Cloud computing is rapidly becoming an essential component of business transformation. In Kenya, cloud is no longer just a possibility, it is the fundamental tool igniting innovation. At a high level, cloud is an economiser, requiring no massive start-up costs before results can be realised. Cloud is also an enabler: the very best technologies, ready to be put to work to help organisations innovate and differentiate.
But as technology has become essential to the operation of modern business, and complex, organisations such as banks, retailers and many others have found that to be leaders within their chosen fields, they have also had to become exceptional in terms of their understanding and use of technology.
Take banking as an example. A bank’s core purpose is to be the best bank it can possibly be, not to run the best ‘tech-shop’. The thing is, over time, banks have become ever more reliant on technology to enable that purpose.
And as that dependency has grown, so their requirement for staff to manage that technology has grown. This has resulted in the creation of sizeable groups of staff who are dedicated to servicing technology in the back end, rather than servicing customers. But customers don’t choose a bank because it has the best possible back-end technology. They come because it offers the best products combined with the best customer service.
That vision of being the best possible bank might be powered by technology, but it is the technology at the front end that makes the biggest impact in the eyes of the customer – and you can’t invest in front-end systems if most of your resources are devoted to maintaining systems at the back-end.
New wave of technology
Perhaps it is time that we let organisations get back to focusing on what they are best at – be that retailing, banking, or whatever their core mission is – and leave technology to look after itself.
It sounds like a fantasy, but it is the promise made by the newest wave of business technology innovation – autonomous technology. Combining the power of artificial intelligence and machine learning, autonomous technology delivers the capability for IT systems to self-manage, self-repair and self-secure across a wide range of functions and applications.
Let’s take a step back to understand the concept of machine learning. While machine learning itself can be unduly complex, the basic ideas are easy to grasp.
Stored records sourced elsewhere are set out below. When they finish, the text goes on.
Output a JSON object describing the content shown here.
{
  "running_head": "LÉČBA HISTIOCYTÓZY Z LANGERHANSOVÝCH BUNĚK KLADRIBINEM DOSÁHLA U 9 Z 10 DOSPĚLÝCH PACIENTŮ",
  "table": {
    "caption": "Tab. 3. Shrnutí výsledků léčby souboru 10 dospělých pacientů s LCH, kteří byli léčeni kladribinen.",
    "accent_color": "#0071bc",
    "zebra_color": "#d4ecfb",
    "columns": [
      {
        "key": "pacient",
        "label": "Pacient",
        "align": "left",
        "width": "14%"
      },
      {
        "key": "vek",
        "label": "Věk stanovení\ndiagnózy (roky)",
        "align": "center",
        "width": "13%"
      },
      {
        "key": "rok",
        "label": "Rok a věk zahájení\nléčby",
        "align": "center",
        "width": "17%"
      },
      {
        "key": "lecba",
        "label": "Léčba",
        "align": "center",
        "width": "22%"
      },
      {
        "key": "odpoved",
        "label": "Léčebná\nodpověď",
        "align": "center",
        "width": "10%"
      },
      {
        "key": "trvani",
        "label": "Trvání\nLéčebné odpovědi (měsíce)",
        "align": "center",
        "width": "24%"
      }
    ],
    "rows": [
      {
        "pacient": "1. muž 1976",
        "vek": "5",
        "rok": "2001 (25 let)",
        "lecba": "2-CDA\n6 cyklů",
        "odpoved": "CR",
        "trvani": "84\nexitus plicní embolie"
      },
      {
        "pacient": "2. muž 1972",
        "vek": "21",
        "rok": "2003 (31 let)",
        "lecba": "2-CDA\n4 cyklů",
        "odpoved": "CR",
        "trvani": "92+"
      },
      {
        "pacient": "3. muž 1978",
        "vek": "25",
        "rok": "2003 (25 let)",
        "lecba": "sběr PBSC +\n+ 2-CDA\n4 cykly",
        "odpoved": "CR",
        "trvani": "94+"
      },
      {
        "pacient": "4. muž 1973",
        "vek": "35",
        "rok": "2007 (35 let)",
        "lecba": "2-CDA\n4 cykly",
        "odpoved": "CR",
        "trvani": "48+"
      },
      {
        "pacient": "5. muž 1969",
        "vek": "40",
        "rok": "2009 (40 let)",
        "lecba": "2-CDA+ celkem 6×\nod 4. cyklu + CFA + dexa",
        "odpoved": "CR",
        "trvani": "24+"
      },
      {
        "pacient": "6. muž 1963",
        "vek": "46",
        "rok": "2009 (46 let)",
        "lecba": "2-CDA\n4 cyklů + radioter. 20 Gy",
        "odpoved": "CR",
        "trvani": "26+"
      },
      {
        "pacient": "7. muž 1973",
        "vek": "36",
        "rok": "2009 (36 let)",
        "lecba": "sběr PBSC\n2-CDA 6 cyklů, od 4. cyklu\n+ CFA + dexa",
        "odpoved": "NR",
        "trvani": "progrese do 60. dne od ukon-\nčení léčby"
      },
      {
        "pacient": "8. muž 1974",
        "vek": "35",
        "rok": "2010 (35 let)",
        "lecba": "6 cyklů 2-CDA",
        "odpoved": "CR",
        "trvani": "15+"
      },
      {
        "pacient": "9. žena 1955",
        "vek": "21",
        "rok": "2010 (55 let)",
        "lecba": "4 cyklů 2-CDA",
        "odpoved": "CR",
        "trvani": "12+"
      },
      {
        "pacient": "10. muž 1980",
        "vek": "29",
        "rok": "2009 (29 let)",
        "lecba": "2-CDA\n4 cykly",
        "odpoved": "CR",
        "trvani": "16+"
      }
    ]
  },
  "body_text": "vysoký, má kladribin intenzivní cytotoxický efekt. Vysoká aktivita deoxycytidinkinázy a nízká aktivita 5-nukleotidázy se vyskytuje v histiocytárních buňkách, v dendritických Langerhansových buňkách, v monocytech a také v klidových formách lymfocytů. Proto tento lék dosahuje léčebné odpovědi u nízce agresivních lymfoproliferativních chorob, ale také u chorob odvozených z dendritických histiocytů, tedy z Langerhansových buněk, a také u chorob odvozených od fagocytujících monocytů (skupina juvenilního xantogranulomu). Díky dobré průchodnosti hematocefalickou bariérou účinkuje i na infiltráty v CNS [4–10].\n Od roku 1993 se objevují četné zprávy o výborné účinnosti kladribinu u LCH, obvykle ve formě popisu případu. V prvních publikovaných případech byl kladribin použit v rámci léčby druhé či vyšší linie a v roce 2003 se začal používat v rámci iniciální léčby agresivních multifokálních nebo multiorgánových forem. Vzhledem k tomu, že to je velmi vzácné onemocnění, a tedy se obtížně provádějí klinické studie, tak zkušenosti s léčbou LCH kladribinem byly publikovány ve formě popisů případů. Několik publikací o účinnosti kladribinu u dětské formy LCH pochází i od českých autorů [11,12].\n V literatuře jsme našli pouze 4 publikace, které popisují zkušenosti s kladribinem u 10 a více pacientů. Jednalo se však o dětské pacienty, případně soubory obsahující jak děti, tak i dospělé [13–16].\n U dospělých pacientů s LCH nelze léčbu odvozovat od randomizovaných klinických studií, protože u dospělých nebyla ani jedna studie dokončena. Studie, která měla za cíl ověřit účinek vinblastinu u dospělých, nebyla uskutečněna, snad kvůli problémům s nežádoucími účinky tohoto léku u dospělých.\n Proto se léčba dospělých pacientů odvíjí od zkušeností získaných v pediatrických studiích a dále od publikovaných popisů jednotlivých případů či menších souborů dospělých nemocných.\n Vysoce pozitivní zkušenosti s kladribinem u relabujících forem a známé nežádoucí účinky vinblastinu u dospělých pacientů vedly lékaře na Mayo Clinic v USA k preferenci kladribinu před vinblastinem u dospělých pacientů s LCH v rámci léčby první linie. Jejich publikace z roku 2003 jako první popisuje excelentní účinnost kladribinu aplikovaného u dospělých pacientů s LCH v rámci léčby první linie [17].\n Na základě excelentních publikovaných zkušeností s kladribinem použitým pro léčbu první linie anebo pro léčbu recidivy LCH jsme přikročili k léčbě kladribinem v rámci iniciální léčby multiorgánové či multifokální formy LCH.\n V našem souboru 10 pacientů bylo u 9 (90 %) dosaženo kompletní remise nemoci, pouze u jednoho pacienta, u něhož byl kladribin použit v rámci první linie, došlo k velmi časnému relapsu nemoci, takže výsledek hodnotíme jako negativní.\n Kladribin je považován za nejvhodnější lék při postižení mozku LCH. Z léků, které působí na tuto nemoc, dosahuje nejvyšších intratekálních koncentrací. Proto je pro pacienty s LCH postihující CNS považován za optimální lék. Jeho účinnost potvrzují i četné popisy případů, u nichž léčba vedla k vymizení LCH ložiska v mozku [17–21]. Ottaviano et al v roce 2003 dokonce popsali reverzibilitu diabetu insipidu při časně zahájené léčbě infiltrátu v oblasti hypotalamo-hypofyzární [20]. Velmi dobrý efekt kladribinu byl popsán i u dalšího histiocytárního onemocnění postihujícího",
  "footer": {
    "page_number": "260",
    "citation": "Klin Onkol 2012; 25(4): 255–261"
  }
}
Let’s use the example of a business process both familiar and highly important to most organisations: selecting and on-boarding job candidates.
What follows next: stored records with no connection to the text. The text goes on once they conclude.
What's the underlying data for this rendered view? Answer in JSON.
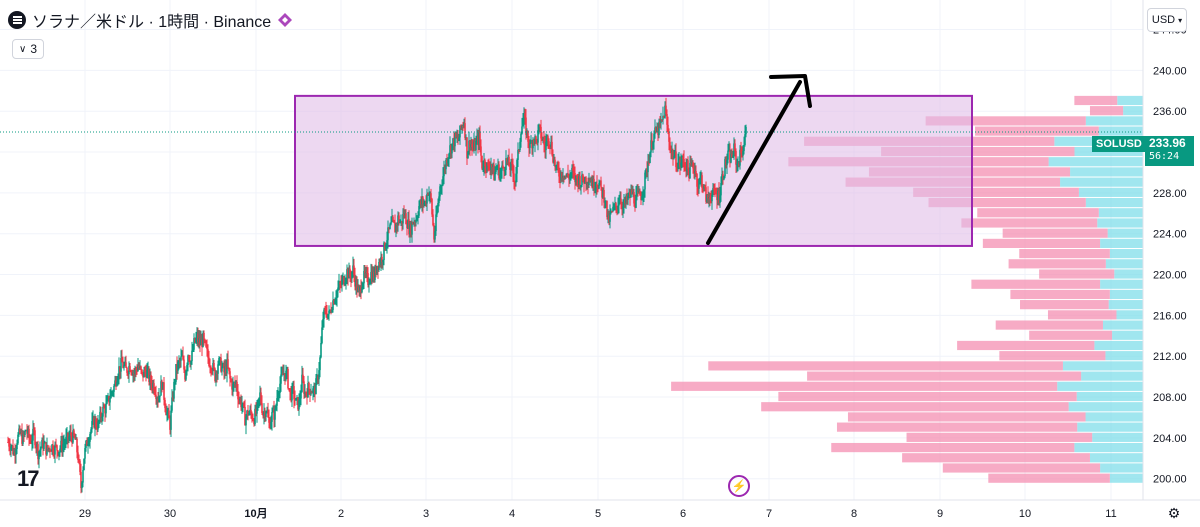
{
  "header": {
    "title": "ソラナ／米ドル · 1時間 · Binance",
    "indicator_count": "3"
  },
  "currency": "USD",
  "price_label": {
    "symbol": "SOLUSD",
    "price": "233.96",
    "countdown": "56:24"
  },
  "icons": {
    "symbol": "solana-logo-icon",
    "exchange": "binance-diamond-icon",
    "chevron": "chevron-down-icon",
    "lightning": "lightning-icon",
    "settings": "gear-icon",
    "logo": "tradingview-logo"
  },
  "chart_data": {
    "type": "candlestick",
    "y_axis": {
      "ticks": [
        "200.00",
        "204.00",
        "208.00",
        "212.00",
        "216.00",
        "220.00",
        "224.00",
        "228.00",
        "232.00",
        "236.00",
        "240.00",
        "244.00"
      ],
      "range": [
        198.5,
        246.5
      ]
    },
    "x_axis": {
      "ticks": [
        "29",
        "30",
        "10月",
        "2",
        "3",
        "4",
        "5",
        "6",
        "7",
        "8",
        "9",
        "10",
        "11"
      ]
    },
    "colors": {
      "up": "#089981",
      "down": "#f23645",
      "range_box_fill": "#e1bee7",
      "range_box_stroke": "#9c27b0",
      "vp_up": "#80deea",
      "vp_down": "#f48fb1"
    },
    "current_price": 233.96,
    "range_box": {
      "top": 237.5,
      "bottom": 222.8
    },
    "close_path": [
      [
        0,
        203.6
      ],
      [
        3,
        203.3
      ],
      [
        6,
        202.5
      ],
      [
        9,
        203.9
      ],
      [
        12,
        204.4
      ],
      [
        15,
        203.8
      ],
      [
        18,
        204.8
      ],
      [
        22,
        203.7
      ],
      [
        26,
        204.4
      ],
      [
        30,
        202.6
      ],
      [
        35,
        203.4
      ],
      [
        39,
        202.8
      ],
      [
        43,
        203.2
      ],
      [
        47,
        203.0
      ],
      [
        51,
        202.9
      ],
      [
        55,
        203.4
      ],
      [
        59,
        203.8
      ],
      [
        63,
        204.3
      ],
      [
        67,
        203.8
      ],
      [
        70,
        202.2
      ],
      [
        73,
        199.2
      ],
      [
        76,
        202.2
      ],
      [
        79,
        203.6
      ],
      [
        82,
        204.6
      ],
      [
        86,
        205.6
      ],
      [
        90,
        205.2
      ],
      [
        94,
        206.6
      ],
      [
        98,
        207.0
      ],
      [
        102,
        208.1
      ],
      [
        106,
        209.0
      ],
      [
        110,
        210.6
      ],
      [
        114,
        211.3
      ],
      [
        118,
        210.6
      ],
      [
        122,
        211.1
      ],
      [
        126,
        210.3
      ],
      [
        130,
        211.1
      ],
      [
        134,
        210.1
      ],
      [
        138,
        210.6
      ],
      [
        142,
        209.6
      ],
      [
        146,
        209.1
      ],
      [
        150,
        207.9
      ],
      [
        154,
        209.4
      ],
      [
        158,
        206.8
      ],
      [
        162,
        205.3
      ],
      [
        165,
        208.3
      ],
      [
        168,
        210.6
      ],
      [
        171,
        211.3
      ],
      [
        174,
        211.8
      ],
      [
        177,
        210.2
      ],
      [
        180,
        212.3
      ],
      [
        183,
        211.5
      ],
      [
        186,
        213.2
      ],
      [
        189,
        213.8
      ],
      [
        192,
        213.2
      ],
      [
        195,
        213.6
      ],
      [
        198,
        212.5
      ],
      [
        201,
        211.6
      ],
      [
        204,
        211.1
      ],
      [
        207,
        210.1
      ],
      [
        210,
        211.4
      ],
      [
        213,
        211.1
      ],
      [
        216,
        210.4
      ],
      [
        219,
        211.1
      ],
      [
        222,
        209.7
      ],
      [
        225,
        209.0
      ],
      [
        228,
        209.4
      ],
      [
        231,
        207.8
      ],
      [
        234,
        207.3
      ],
      [
        237,
        205.9
      ],
      [
        240,
        206.5
      ],
      [
        243,
        206.3
      ],
      [
        246,
        206.0
      ],
      [
        249,
        206.6
      ],
      [
        252,
        208.2
      ],
      [
        255,
        206.4
      ],
      [
        258,
        206.9
      ],
      [
        261,
        205.3
      ],
      [
        264,
        206.2
      ],
      [
        267,
        206.4
      ],
      [
        270,
        208.8
      ],
      [
        273,
        209.6
      ],
      [
        276,
        210.4
      ],
      [
        279,
        210.1
      ],
      [
        282,
        208.2
      ],
      [
        285,
        208.5
      ],
      [
        288,
        207.4
      ],
      [
        291,
        207.3
      ],
      [
        294,
        209.6
      ],
      [
        297,
        208.4
      ],
      [
        300,
        208.8
      ],
      [
        303,
        208.8
      ],
      [
        306,
        208.5
      ],
      [
        309,
        209.5
      ],
      [
        312,
        211.7
      ],
      [
        315,
        215.8
      ],
      [
        318,
        216.4
      ],
      [
        321,
        216.0
      ],
      [
        324,
        217.2
      ],
      [
        327,
        217.9
      ],
      [
        330,
        218.6
      ],
      [
        333,
        219.0
      ],
      [
        336,
        219.6
      ],
      [
        339,
        220.3
      ],
      [
        342,
        219.8
      ],
      [
        345,
        220.5
      ],
      [
        348,
        219.0
      ],
      [
        351,
        218.0
      ],
      [
        354,
        219.4
      ],
      [
        357,
        219.8
      ],
      [
        360,
        219.4
      ],
      [
        363,
        220.1
      ],
      [
        366,
        219.8
      ],
      [
        369,
        221.0
      ],
      [
        372,
        221.3
      ],
      [
        375,
        222.0
      ],
      [
        378,
        223.4
      ],
      [
        381,
        224.2
      ],
      [
        384,
        225.0
      ],
      [
        387,
        224.5
      ],
      [
        390,
        225.5
      ],
      [
        393,
        225.0
      ],
      [
        396,
        226.0
      ],
      [
        399,
        225.2
      ],
      [
        402,
        224.3
      ],
      [
        405,
        225.2
      ],
      [
        408,
        225.5
      ],
      [
        411,
        226.7
      ],
      [
        414,
        227.1
      ],
      [
        417,
        227.0
      ],
      [
        420,
        228.3
      ],
      [
        423,
        227.2
      ],
      [
        426,
        223.6
      ],
      [
        429,
        226.0
      ],
      [
        432,
        228.6
      ],
      [
        435,
        229.7
      ],
      [
        438,
        231.1
      ],
      [
        441,
        232.2
      ],
      [
        444,
        232.7
      ],
      [
        447,
        233.3
      ],
      [
        450,
        233.1
      ],
      [
        453,
        234.3
      ],
      [
        456,
        235.1
      ],
      [
        459,
        232.0
      ],
      [
        462,
        233.1
      ],
      [
        465,
        232.2
      ],
      [
        468,
        232.8
      ],
      [
        471,
        233.4
      ],
      [
        474,
        230.7
      ],
      [
        477,
        231.1
      ],
      [
        480,
        230.3
      ],
      [
        483,
        231.0
      ],
      [
        486,
        229.7
      ],
      [
        489,
        230.6
      ],
      [
        492,
        229.8
      ],
      [
        495,
        230.5
      ],
      [
        498,
        231.1
      ],
      [
        501,
        230.7
      ],
      [
        504,
        230.3
      ],
      [
        507,
        229.3
      ],
      [
        510,
        231.6
      ],
      [
        513,
        234.4
      ],
      [
        516,
        235.2
      ],
      [
        519,
        233.7
      ],
      [
        522,
        232.4
      ],
      [
        525,
        233.4
      ],
      [
        528,
        233.0
      ],
      [
        531,
        234.1
      ],
      [
        534,
        233.4
      ],
      [
        537,
        232.4
      ],
      [
        540,
        233.7
      ],
      [
        543,
        232.7
      ],
      [
        546,
        231.1
      ],
      [
        549,
        230.1
      ],
      [
        552,
        229.8
      ],
      [
        555,
        230.1
      ],
      [
        558,
        229.6
      ],
      [
        561,
        229.6
      ],
      [
        564,
        230.0
      ],
      [
        567,
        229.3
      ],
      [
        570,
        229.4
      ],
      [
        573,
        229.1
      ],
      [
        576,
        229.3
      ],
      [
        579,
        229.4
      ],
      [
        582,
        229.4
      ],
      [
        585,
        228.8
      ],
      [
        588,
        229.2
      ],
      [
        591,
        228.8
      ],
      [
        594,
        228.0
      ],
      [
        597,
        227.6
      ],
      [
        600,
        225.1
      ],
      [
        603,
        225.9
      ],
      [
        606,
        226.4
      ],
      [
        609,
        226.8
      ],
      [
        612,
        227.6
      ],
      [
        615,
        226.6
      ],
      [
        618,
        227.1
      ],
      [
        621,
        227.6
      ],
      [
        624,
        228.0
      ],
      [
        627,
        227.2
      ],
      [
        630,
        227.6
      ],
      [
        633,
        227.8
      ],
      [
        636,
        228.8
      ],
      [
        639,
        230.5
      ],
      [
        642,
        232.1
      ],
      [
        645,
        233.5
      ],
      [
        648,
        233.9
      ],
      [
        651,
        234.3
      ],
      [
        654,
        235.0
      ],
      [
        657,
        236.2
      ],
      [
        660,
        233.8
      ],
      [
        663,
        232.1
      ],
      [
        666,
        231.6
      ],
      [
        669,
        231.0
      ],
      [
        672,
        230.8
      ],
      [
        675,
        231.2
      ],
      [
        678,
        230.7
      ],
      [
        681,
        230.1
      ],
      [
        684,
        230.7
      ],
      [
        687,
        230.3
      ],
      [
        690,
        228.7
      ],
      [
        693,
        229.5
      ],
      [
        696,
        228.3
      ],
      [
        699,
        227.3
      ],
      [
        702,
        227.8
      ],
      [
        705,
        227.8
      ],
      [
        708,
        227.9
      ],
      [
        711,
        227.7
      ],
      [
        714,
        229.5
      ],
      [
        717,
        230.7
      ],
      [
        720,
        231.6
      ],
      [
        723,
        231.4
      ],
      [
        726,
        232.2
      ],
      [
        729,
        230.7
      ],
      [
        732,
        231.6
      ],
      [
        735,
        232.4
      ],
      [
        738,
        233.96
      ]
    ],
    "volume_profile": [
      [
        201,
        30,
        110
      ],
      [
        203,
        48,
        170
      ],
      [
        205,
        46,
        168
      ],
      [
        207,
        52,
        215
      ],
      [
        209,
        60,
        270
      ],
      [
        211,
        56,
        248
      ],
      [
        213,
        34,
        96
      ],
      [
        215,
        28,
        75
      ],
      [
        217,
        24,
        62
      ],
      [
        219,
        30,
        90
      ],
      [
        221,
        26,
        68
      ],
      [
        223,
        30,
        82
      ],
      [
        225,
        32,
        95
      ],
      [
        227,
        40,
        110
      ],
      [
        229,
        58,
        150
      ],
      [
        231,
        66,
        182
      ],
      [
        233,
        62,
        175
      ],
      [
        235,
        40,
        112
      ],
      [
        237,
        18,
        30
      ]
    ]
  }
}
The basic components would start with a training data set: a complete history of all candidates selected and hired, their key attributes, how they were on-boarded, and their eventual performance in the organisation. Next, an analysis engine would extract key features that contributed to candidates’ success and create a recommendation engine that would rate new applicants and their likelihood to thrive at the organisation.
So far, this scenario is somewhat similar to data analytics, except that the algorithms decide which factors matter and which ones do not. Machine learning goes one step further. It processes ongoing results of those candidates, and continually updates its recommendation engine rules over time.
It learns from actual experience, and thus it makes better decisions over time. Think of adaptive intelligence as data-driven learning at vastly increased speeds compared with humans.
When applied in a database, autonomous technology can not only automate the process of cleansing and organising data, it can also ensure patches are applied and the data is secured. And when applied in a data warehouse, autonomous technology can interrogate data to find correlations and patterns across structured and unstructured data, and then present these as insights back to business users.
This is not a vision of the future, it is a capability that Oracle is making available to the market now. And it can do all of this with minimal human intervention.
Remove complexity, add value
The key difference with autonomous technology is that it eliminates complexity.
This frees people from performing many of the tedious tasks associated with managing backend technology, allowing them to focus on tasks that will make a real difference to their organisation and their customers.
As technologies such as AI, machine learning and intelligent process automation become more widely available, finance leaders want to know: How can these technologies help me in my business?
At Oracle, we are embedding intelligent digital assistants into our products and applications. In finance departments, digital assistants can perform similar functions to automate repetitive processes that consume employee hours – time that could be better spent on higher-level tasks such as faster decision-making and architecting a new financial strategy. Soon you’re going to see digital assistants help your organisation speed up financial year end, manage budgets, and perform financial forecasting.